Master Assignment
Large-scale data mining & NLP @ OCLC - Leiden, NL
Type: Master CS
Period: TBD
Student: (Unassigned)
If you are interested please contact :
OCLC is a global library cooperative that provides shared technology services, original research and community programs for its membership and the library community at large. Collectively with member libraries, OCLC maintains WorldCat, the world’s most comprehensive database of information about library collections. WorldCat now hosts more than 460 million bibliographic records in 483 languages, aggregated from 18,000 libraries in 123 countries.

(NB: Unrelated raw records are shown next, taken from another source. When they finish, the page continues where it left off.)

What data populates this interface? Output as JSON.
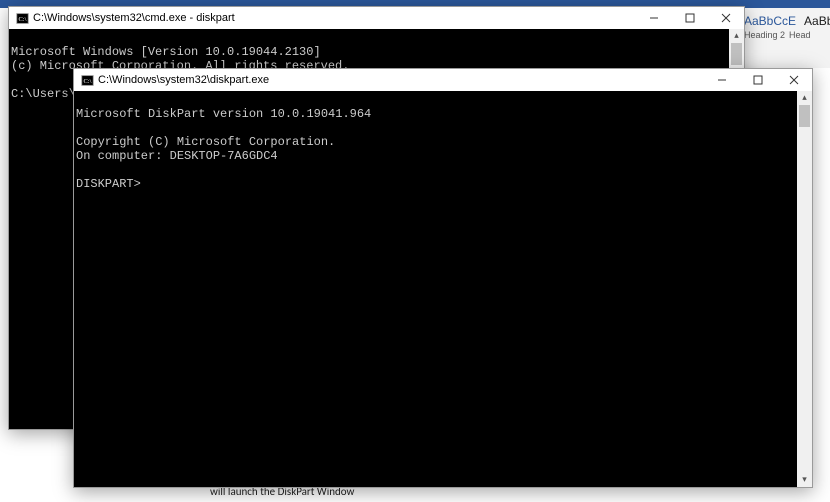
{
  "ribbon": {
    "hidden_tabs_text": ""
  },
  "styles": {
    "sample1": "AaBbCcE",
    "sample2": "AaBb",
    "label1": "Heading 2",
    "label2": "Head"
  },
  "cmd_window": {
    "title": "C:\\Windows\\system32\\cmd.exe - diskpart",
    "line1": "Microsoft Windows [Version 10.0.19044.2130]",
    "line2": "(c) Microsoft Corporation. All rights reserved.",
    "prompt": "C:\\Users\\hp"
  },
  "diskpart_window": {
    "title": "C:\\Windows\\system32\\diskpart.exe",
    "line1": "Microsoft DiskPart version 10.0.19041.964",
    "line2": "Copyright (C) Microsoft Corporation.",
    "line3": "On computer: DESKTOP-7A6GDC4",
    "prompt": "DISKPART>"
  },
  "caption": "will launch the DiskPart Window"
}
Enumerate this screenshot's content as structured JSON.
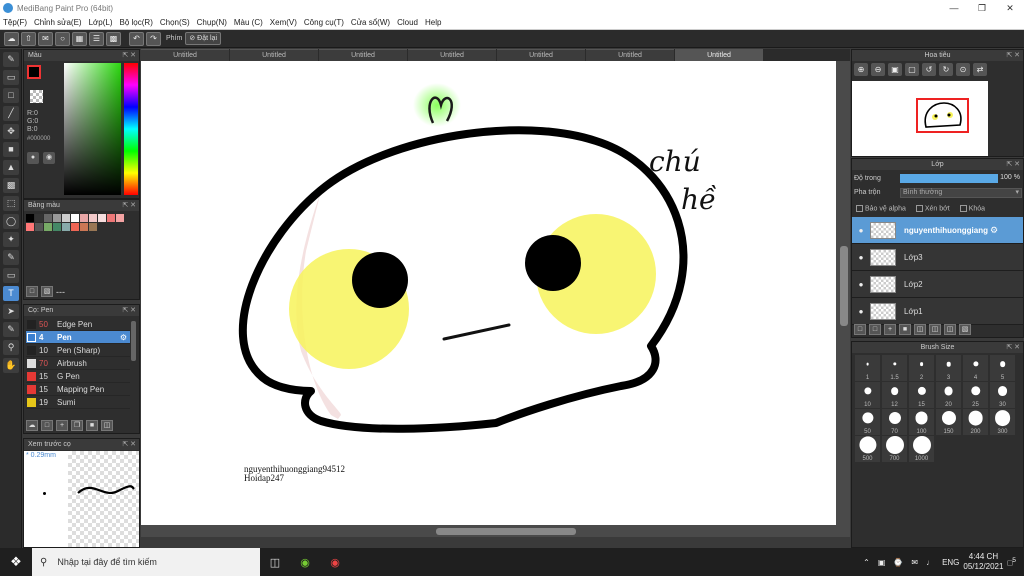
{
  "window": {
    "title": "MediBang Paint Pro (64bit)"
  },
  "menu": [
    "Tệp(F)",
    "Chỉnh sửa(E)",
    "Lớp(L)",
    "Bộ lọc(R)",
    "Chọn(S)",
    "Chụp(N)",
    "Màu (C)",
    "Xem(V)",
    "Công cụ(T)",
    "Cửa sổ(W)",
    "Cloud",
    "Help"
  ],
  "toolbar": {
    "shortcut_label": "Phím",
    "reset_label": "Đặt lại"
  },
  "color_panel": {
    "title": "Màu",
    "r": "R:0",
    "g": "G:0",
    "b": "B:0",
    "hex": "#000000"
  },
  "palette_panel": {
    "title": "Bảng màu",
    "footer_text": "---"
  },
  "brush_panel": {
    "title": "Cọ: Pen",
    "items": [
      {
        "size": "50",
        "name": "Edge Pen",
        "color": "#222222"
      },
      {
        "size": "4",
        "name": "Pen",
        "color": "#3a7fd0"
      },
      {
        "size": "10",
        "name": "Pen (Sharp)",
        "color": "#222222"
      },
      {
        "size": "70",
        "name": "Airbrush",
        "color": "#dddddd"
      },
      {
        "size": "15",
        "name": "G Pen",
        "color": "#e53935"
      },
      {
        "size": "15",
        "name": "Mapping Pen",
        "color": "#e53935"
      },
      {
        "size": "19",
        "name": "Sumi",
        "color": "#e6c619"
      }
    ]
  },
  "preview_panel": {
    "title": "Xem trước cọ",
    "size": "* 0.29mm"
  },
  "doc_tabs": [
    "Untitled",
    "Untitled",
    "Untitled",
    "Untitled",
    "Untitled",
    "Untitled",
    "Untitled"
  ],
  "canvas": {
    "text_line1": "chú",
    "text_line2": "hề",
    "watermark_line1": "nguyenthihuonggiang94512",
    "watermark_line2": "Hoidap247"
  },
  "navigator": {
    "title": "Hoa tiêu"
  },
  "layer_panel": {
    "title": "Lớp",
    "opacity_label": "Độ trong",
    "opacity_value": "100 %",
    "opacity_fraction": 1.0,
    "blend_label": "Pha trộn",
    "blend_value": "Bình thường",
    "protect_alpha": "Bảo vệ alpha",
    "clipping": "Xén bớt",
    "lock": "Khóa",
    "layers": [
      "nguyenthihuonggiang",
      "Lớp3",
      "Lớp2",
      "Lớp1"
    ]
  },
  "brush_size_panel": {
    "title": "Brush Size",
    "sizes": [
      "1",
      "1.5",
      "2",
      "3",
      "4",
      "5",
      "10",
      "12",
      "15",
      "20",
      "25",
      "30",
      "50",
      "70",
      "100",
      "150",
      "200",
      "300",
      "500",
      "700",
      "1000"
    ]
  },
  "taskbar": {
    "search_placeholder": "Nhập tại đây để tìm kiếm",
    "language": "ENG",
    "time": "4:44 CH",
    "date": "05/12/2021",
    "notifications": "5"
  },
  "colors": {
    "accent": "#4b8ad1",
    "layer_active": "#5b9bd5",
    "panel_bg": "#2e2e2e"
  }
}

As the WorldCat continues to grow in quantity, OCLC is actively exploring data science, advanced machine learning, linked data and visualisation technologies to improve data quality, transform bibliographic descriptions into actionable knowledge, as well as provide more functionalities for professional cataloguers and develop more services for end users of the libraries.
OCLC is constantly looking for students who are enthusiastic to advance AI technologies for library and other cultural heritage data. Examples of student assignments are:
- Fast and scalable semantic embedding for information retrieval
- eXtreme Multi-label Text Classification (XMTC) for automatic subject prediction
- Automatic image captioning for Cultural Heritage collections
- Entity extraction and disambiguation
- Entity matching across different media (e.g. books, articles, cultural heritage objects, etc) or across languages
- Hierarchical clustering of bibliographic records
- Constructing knowledge graphs around books, authors, subjects, publishers, etc.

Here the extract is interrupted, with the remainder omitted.